Anadolu'daki bu başarılar sonucunda Yıldırım Bâyezid,
Kadı Burhaneddin Devleti'nin kuzey, batı ve güneybatı taraflarını ele
geçirmişti. Fakat Sivas merkez olmak üzere Anadolu'nun büyük bir kısmı hâlâ
Kadı Burhaneddin'in idaresinde idi. Yıldırım Bayezid ile Kadı Burhaneddin
birbirlerine bu kadar yaklaşmış olmalarına rağmen müşterek bir düşmana karşı
koymak için işbirliği yapmaktan çekinmediler. Bu tehlike, doğudan gelen ve daha
sonra Anadolu'yu kasıp kavuracak olan Timur tehlikesiydi.
Anadolu'ya geleceği haberi alınan Timur'un, Kadı
Burhaneddin'e elçi gönderdiği ve kendisine tabi olmasını istediği
anlaşılmaktadır. Bunun üzerine Kadı Burhaneddin, Osmanlı hükümdarı ile Mısır
Sultani (Memlûk)na mektuplar göndererek tehlikeyi haber vermiş ve
"bilesiniz ki ben her ikinizin de komsusuyum ve benim memleketim sizin
memleketiniz demektir. Ben, sizin hududlarınızın siperiyim ve askerlerinizin
öncüsüyüm. Yoksa ben ona nasıl mukavemet edip ve nasıl müsademe edebilirim.
Halbuki onun ahvalini işitmişsinizdir. Nice ordular bozmuştur. Eğer siz bana
imdad ederseniz ben ona karşı dururum, beni yalnız bırakırsanız beni ona karşı
harcamış olursunuz.
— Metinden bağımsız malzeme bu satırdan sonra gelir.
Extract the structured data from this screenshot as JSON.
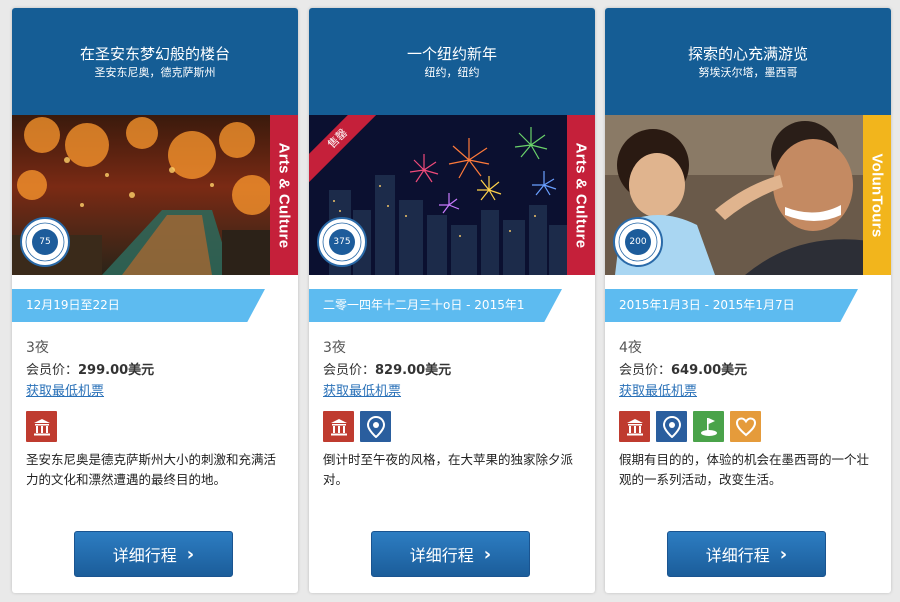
{
  "cards": [
    {
      "title": "在圣安东梦幻般的楼台",
      "subtitle": "圣安东尼奥，德克萨斯州",
      "category": "Arts & Culture",
      "points": "75",
      "corner_tag": "",
      "dates": "12月19日至22日",
      "nights": "3夜",
      "price_label": "会员价：",
      "price_value": "299.00美元",
      "flights_link": "获取最低机票",
      "icons": [
        "museum-icon"
      ],
      "description": "圣安东尼奥是德克萨斯州大小的刺激和充满活力的文化和漂然遭遇的最终目的地。",
      "button_label": "详细行程"
    },
    {
      "title": "一个纽约新年",
      "subtitle": "纽约，纽约",
      "category": "Arts & Culture",
      "points": "375",
      "corner_tag": "售罄",
      "dates": "二零一四年十二月三十o日 - 2015年1",
      "nights": "3夜",
      "price_label": "会员价：",
      "price_value": "829.00美元",
      "flights_link": "获取最低机票",
      "icons": [
        "museum-icon",
        "location-pin-icon"
      ],
      "description": "倒计时至午夜的风格，在大苹果的独家除夕派对。",
      "button_label": "详细行程"
    },
    {
      "title": "探索的心充满游览",
      "subtitle": "努埃沃尔塔，墨西哥",
      "category": "VolunTours",
      "points": "200",
      "corner_tag": "",
      "dates": "2015年1月3日 - 2015年1月7日",
      "nights": "4夜",
      "price_label": "会员价：",
      "price_value": "649.00美元",
      "flights_link": "获取最低机票",
      "icons": [
        "museum-icon",
        "location-pin-icon",
        "golf-icon",
        "heart-icon"
      ],
      "description": "假期有目的的，体验的机会在墨西哥的一个壮观的一系列活动，改变生活。",
      "button_label": "详细行程"
    }
  ],
  "badge_text": "APPLY UP TO POINTS",
  "colors": {
    "header": "#155d95",
    "date_bar": "#5dbbf0",
    "category_red": "#c5203a",
    "category_yellow": "#f2b51c",
    "button": "#2366a8",
    "link": "#2a71b8"
  }
}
Sizin önünüzde bulunan ben, size gelecek belalara
kâfiyimdir. Maazallah eğer ondan bana bir zarar gelirse pek me'muldur ki size
de sirayet edecektir. Benim, Timur'un mektubuna cevap vermemekliğimii sizden
alacağım cevaba göre bir cevap olacaktır."
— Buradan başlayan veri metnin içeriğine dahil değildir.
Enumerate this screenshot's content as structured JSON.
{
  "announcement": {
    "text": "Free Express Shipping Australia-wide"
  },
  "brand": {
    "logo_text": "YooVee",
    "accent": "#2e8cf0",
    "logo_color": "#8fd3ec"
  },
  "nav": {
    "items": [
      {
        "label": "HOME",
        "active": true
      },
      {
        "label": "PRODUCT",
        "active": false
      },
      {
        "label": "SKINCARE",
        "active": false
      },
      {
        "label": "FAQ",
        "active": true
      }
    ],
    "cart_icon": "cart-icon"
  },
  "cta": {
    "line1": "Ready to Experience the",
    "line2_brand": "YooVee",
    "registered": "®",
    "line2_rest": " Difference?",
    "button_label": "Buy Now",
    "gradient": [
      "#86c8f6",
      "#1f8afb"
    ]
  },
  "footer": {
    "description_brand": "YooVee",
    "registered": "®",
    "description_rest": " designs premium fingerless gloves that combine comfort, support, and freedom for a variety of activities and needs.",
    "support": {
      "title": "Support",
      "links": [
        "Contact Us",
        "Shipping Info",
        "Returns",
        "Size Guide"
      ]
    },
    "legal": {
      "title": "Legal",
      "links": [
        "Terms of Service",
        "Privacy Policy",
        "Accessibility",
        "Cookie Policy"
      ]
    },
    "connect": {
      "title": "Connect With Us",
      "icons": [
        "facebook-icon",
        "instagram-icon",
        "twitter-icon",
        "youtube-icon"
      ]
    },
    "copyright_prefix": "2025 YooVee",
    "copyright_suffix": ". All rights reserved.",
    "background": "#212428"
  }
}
Yıldırım Bâyezid, Kadı Burhaneddin'in mektubundan
son derece memnun olup mütalaasını beğenmiş ve kendisine su cevabı göndermişti:
"Eger Timur seni bırakıp giderse ne âla. Şayet
vazgeçmezse karşı koyacak bir orduyu ona karşı sevk ederiz ve onun için
istediğin kadar ona mukavemet et. Basiret ve hüsnü niyet üzere olup onun
askerinin çokluğundan korkma. Zira nice az cemaat (topluluk) çok cemaata galebe
etmiştir. Eğer sizce lüzum görürseniz bizzat kendim geleyim ve askerimle oraya
ineyim. Sizin bayraklarınız daima başta ve ayakta olsun. Ben, senin kılıcına
kol ve sana pazu olayım."
Fakat bu muhabere devam ederken, kaderin bir
cilvesi olacak ki, Timur daha Anadolu'ya gelmeden Kadı Burhaneddin vefat eder.
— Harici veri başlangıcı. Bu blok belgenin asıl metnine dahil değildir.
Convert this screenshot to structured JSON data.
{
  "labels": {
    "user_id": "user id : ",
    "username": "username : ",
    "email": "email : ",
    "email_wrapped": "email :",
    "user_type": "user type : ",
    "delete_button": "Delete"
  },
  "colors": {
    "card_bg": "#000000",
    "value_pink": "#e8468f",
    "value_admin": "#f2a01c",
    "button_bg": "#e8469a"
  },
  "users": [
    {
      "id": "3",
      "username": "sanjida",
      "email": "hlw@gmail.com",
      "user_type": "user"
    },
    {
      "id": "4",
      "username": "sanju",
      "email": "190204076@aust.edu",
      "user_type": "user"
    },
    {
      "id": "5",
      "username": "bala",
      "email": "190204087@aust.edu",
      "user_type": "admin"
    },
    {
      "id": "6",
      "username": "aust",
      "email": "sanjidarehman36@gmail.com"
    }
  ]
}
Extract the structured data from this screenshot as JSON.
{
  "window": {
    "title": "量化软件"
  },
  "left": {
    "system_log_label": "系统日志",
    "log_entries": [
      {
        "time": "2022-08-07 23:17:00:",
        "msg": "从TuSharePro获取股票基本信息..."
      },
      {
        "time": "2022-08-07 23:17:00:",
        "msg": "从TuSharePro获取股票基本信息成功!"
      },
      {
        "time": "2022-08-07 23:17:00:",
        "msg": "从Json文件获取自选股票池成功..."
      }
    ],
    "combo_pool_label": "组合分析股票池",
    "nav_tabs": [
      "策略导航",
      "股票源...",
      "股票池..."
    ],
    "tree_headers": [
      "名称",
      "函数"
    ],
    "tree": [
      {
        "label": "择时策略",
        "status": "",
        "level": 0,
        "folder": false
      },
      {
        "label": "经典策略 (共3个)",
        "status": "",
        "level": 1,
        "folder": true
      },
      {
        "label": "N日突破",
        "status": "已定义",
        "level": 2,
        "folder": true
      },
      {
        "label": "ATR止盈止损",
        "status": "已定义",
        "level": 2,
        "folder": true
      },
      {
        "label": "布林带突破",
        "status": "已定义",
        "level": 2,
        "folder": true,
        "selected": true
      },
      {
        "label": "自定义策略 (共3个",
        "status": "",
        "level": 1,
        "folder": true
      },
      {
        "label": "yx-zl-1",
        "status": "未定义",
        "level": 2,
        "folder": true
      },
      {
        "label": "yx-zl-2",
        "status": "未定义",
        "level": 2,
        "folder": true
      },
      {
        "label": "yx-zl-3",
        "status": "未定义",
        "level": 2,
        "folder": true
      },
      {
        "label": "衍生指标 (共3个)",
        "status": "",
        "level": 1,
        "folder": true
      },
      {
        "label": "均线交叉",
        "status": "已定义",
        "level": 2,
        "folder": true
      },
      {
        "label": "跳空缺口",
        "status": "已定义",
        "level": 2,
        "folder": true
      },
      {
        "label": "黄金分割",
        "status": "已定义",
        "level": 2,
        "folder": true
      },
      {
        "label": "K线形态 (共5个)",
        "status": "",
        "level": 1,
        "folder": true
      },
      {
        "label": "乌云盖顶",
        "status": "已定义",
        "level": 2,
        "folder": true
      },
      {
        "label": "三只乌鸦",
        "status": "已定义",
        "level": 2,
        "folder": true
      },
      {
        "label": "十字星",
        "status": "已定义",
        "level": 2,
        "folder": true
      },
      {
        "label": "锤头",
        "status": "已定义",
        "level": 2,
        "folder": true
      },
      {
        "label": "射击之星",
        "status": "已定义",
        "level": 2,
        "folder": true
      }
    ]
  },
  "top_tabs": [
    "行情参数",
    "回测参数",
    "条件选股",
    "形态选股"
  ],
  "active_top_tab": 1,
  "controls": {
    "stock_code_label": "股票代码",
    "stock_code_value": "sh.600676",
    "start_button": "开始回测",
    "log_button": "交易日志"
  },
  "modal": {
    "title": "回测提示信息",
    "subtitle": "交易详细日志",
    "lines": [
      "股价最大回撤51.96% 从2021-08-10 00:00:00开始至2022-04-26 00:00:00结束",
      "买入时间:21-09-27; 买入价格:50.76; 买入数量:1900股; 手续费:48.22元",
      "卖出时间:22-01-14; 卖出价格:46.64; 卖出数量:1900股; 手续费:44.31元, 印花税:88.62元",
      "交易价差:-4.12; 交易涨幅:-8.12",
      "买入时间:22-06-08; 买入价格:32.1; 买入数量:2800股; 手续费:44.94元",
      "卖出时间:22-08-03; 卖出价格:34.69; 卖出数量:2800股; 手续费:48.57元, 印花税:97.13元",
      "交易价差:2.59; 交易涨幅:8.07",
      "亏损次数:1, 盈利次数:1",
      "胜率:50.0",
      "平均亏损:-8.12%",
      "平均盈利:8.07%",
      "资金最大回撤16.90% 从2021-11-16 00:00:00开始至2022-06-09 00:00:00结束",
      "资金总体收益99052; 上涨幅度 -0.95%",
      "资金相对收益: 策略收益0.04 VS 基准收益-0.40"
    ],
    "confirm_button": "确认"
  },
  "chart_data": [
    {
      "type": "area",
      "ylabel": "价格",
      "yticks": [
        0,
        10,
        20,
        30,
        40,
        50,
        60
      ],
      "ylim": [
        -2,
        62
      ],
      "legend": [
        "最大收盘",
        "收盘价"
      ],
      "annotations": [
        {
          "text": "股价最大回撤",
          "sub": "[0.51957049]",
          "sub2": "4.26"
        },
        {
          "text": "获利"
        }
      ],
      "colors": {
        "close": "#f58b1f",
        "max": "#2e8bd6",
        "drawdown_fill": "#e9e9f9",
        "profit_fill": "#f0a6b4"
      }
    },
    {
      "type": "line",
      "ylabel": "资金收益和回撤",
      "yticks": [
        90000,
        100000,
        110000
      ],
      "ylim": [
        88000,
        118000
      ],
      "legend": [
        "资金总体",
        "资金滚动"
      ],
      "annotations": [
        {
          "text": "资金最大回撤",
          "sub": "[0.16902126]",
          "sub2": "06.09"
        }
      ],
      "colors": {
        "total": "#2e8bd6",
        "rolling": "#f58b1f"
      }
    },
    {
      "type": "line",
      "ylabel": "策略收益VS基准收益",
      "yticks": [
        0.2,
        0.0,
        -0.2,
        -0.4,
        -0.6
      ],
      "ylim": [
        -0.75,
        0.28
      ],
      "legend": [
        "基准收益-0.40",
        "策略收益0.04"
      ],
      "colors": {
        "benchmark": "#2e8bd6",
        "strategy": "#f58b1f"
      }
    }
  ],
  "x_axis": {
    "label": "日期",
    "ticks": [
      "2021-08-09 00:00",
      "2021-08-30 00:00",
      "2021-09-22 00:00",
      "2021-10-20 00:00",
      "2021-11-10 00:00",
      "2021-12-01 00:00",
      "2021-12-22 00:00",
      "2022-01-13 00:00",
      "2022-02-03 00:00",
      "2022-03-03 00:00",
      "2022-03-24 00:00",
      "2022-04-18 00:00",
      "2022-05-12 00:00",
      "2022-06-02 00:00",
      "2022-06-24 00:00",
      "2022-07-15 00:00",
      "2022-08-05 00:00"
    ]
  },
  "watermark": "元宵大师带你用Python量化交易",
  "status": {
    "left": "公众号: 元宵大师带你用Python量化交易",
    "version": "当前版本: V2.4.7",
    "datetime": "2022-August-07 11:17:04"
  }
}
1398 yılında Kadı Burhaneddin'in, Akkoyunlu
hükümdarı Karayülük Osman Bey ile yaptığı savaşta ölmesi, Osmanlıların onun
ülkesine sahip olmalarına sebep oldu.
Sivas, Kayseri ve çevresi hükümdarı Kadı
Burhaneddin, bir zaman kendisine tabi olan ve daha sonra muhalefete kalkışmış
bulunan Akkoyunlu aşiretinin reisi Karayülük Osman Bey'i takib ederek onunla
meydana gelen muharebede yakalanıp katledilmişti. Sivas halkının kararı ile
oğlu Alaeddin Ali Bey (Zeynelâbidin) babasının yerine hükümdar olmuştu. Fakat
Karayülük diye şöhret bulan Osman Bey, Sivas'ı muhasara edip almak istediğinden
Sivas'ın ileri gelenleri Osmanlı hükümdarını yardıma çağırmışlardı. Yıldırım
Bâyezid bu daveti kabul ederek oğlu Süleyman Çelebi vasıtasıyla Sivas üzerine
yirmi bin atlı ve dört bin yaya göndermişti. Bu birlik, Karayülügü mağlub
ederek Sivas'ı kurtarmıştı.
Süleyman Çelebi, Sivas'ı kendisi zapt etmeyip
babasını davet ettiğinden büyük bir kuvvetle gelen Yıldırım Bâyezid, şehre
girmişti. Bâyezid, Kadı Burhaneddin'in oglu Zeynelâbidin'i, enistesi olan
Dulkadiroğlu Nasiruddin Bey'in yanına gönderdi. Böylece Kadı Burhaneddin'in
ülkesi (Sivas, Tokat, Niksar, Sarkî Karahisar, Kayseri, Kırşehir ve Aksaray),
yani Orta Anadolu'nun doğu kısmı da Osmanlı Anadolu birliğine katılmış oldu.
Bâyezid, oğlu Süleyman Çelebi veya Mehmed Çelebi'den birini buraya vali tayin
eder. Kadı Burhaneddin'in devlet erkanını ve bütün askerlerini maiyetine alır.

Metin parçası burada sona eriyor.